On April 28, the 100th day of his presidency, President Biden gave his first joint address to Congress. As I watched his speech, I was reminded of all his administration has accomplished so far—and of all the work that remains to be done.
From his first day in office, Biden has taken meaningful steps to tackle our country’s compounding, interconnected crises: a global pandemic, a long-overdue reckoning with racism and systemic inequity, a democracy under attack, the climate crisis, mass unemployment, and economic inequality. He stacked his administration with people who are serious about tackling the climate crisis and environmental injustice and who reflect the diversity of our country. After rejoining the Paris Climate Agreement, he set an ambitious new commitment of reducing greenhouse gas emissions 50 to 52 percent below 2005 levels by 2030. He took steps to limit the climate impacts of cars and to protect our public lands and waters from oil and gas operations. After a decade-long, Indigenous-led struggle, he canceled the dirty tar sands Keystone XL Pipeline. And in late March, Biden introduced the American Jobs Plan, an infrastructure package that would tackle the climate crisis while creating millions of family-sustaining jobs.
All of this is a testament to the climate and environmental movements’ dedicated organizing and advocacy. These victories are the fruits of our rallies, our phone banks, our petition signatures, and our public comments. Despite the progress made over the past 100 days, our country remains mired in the same crises it faced during the Trump years. Our communities are still in the crosshairs of climate disasters and the ongoing disaster of racial injustice. People are still struggling to find work and make ends meet.
These problems are connected, and we can and must tackle them together. As President Biden said during his address last night, “When I think climate change, I think jobs.” He described the American Jobs Plan as a “blue-collar blueprint” for rebuilding this country’s infrastructure in a way that supports a clean energy future.

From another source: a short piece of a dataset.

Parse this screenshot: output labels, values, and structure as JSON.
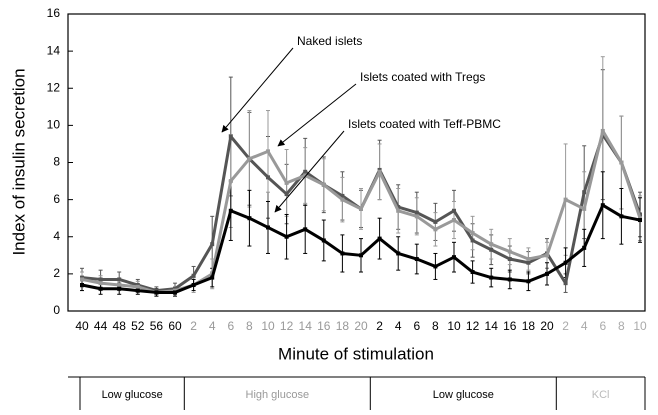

Appealing as it is, the American Jobs Plan remains a blueprint at the moment. It’s up to Congress to make it real by passing legislation. Our job is to ensure that the legislation that passes addresses our country’s crises at the scale and scope required. It should be rooted in the principles of the THRIVE Act, which was introduced to Congress this week. THRIVE calls for investing $1 trillion a year for a decade to create more than 15 million family-sustaining jobs while cutting climate pollution nearly in half by 2030 and countering structural injustice.

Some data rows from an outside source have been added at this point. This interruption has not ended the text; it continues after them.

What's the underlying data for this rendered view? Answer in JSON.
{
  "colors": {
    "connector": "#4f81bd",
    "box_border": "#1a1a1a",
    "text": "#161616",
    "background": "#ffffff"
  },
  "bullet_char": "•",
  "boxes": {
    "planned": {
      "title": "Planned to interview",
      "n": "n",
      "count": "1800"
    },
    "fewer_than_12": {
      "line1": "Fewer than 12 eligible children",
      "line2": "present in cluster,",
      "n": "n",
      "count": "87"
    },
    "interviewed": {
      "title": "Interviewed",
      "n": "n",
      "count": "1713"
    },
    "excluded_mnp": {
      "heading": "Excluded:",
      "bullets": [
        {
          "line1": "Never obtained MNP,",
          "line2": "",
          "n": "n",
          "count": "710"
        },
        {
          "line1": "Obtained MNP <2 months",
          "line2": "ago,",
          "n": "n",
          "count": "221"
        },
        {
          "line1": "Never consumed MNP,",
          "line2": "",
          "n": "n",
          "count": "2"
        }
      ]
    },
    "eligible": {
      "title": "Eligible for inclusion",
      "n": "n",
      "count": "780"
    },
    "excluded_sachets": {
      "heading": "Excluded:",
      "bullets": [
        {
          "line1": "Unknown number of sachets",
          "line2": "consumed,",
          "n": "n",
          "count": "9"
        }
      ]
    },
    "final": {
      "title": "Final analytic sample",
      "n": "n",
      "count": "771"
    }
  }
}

That includes creating more than 5 million jobs to upgrade our infrastructure—replacing every lead pipe in the country, building clean and affordable public transit, and ensuring a reliable electric grid. Another 4 million jobs in the clean energy sector would expand access to wind and solar power, electric vehicles, and clean and healthy buildings. The plan would also generate 4 million jobs to protect our wetlands and forests and invest in family farmers; and more than 2 million jobs to care for children and the elderly.
Job quality and job access matter just as much as job quantity. That’s why the THRIVE Act calls for all of these investments to be paired with strong labor, equity, and environmental standards to build a fairer economy instead of reinforcing the unjust status quo. The latest labor data show that without such standards, we’d create mostly mediocre, non-union jobs for predominantly white men. Instead, the infrastructure package should direct at least half of investments to frontline communities and require strong wage and benefit standards, access to unions, and equitable hiring that opens doors for women and people of color.
The American Jobs Act is just one of the Biden administration’s many opportunities to continue to be a climate leader and catalyze our transition to a clean energy economy. They can and must use every tool available to transition to 100 percent clean energy, electrify and modernize our transportation system, protect our natural carbon sinks, and eliminate subsidies for the fossil fuel industry, which is cooking our planet.
It’s up to us to ensure that Biden takes advantage of these opportunities to tackle the climate crisis while creating millions of family-sustaining jobs, cleaning up pollution, and addressing racial injustice. During his first 100 days, Biden showed that when we come together to demand change, he’ll listen. Now, we have to keep the pressure on, until we get solutions as big and interconnected as the crises we face.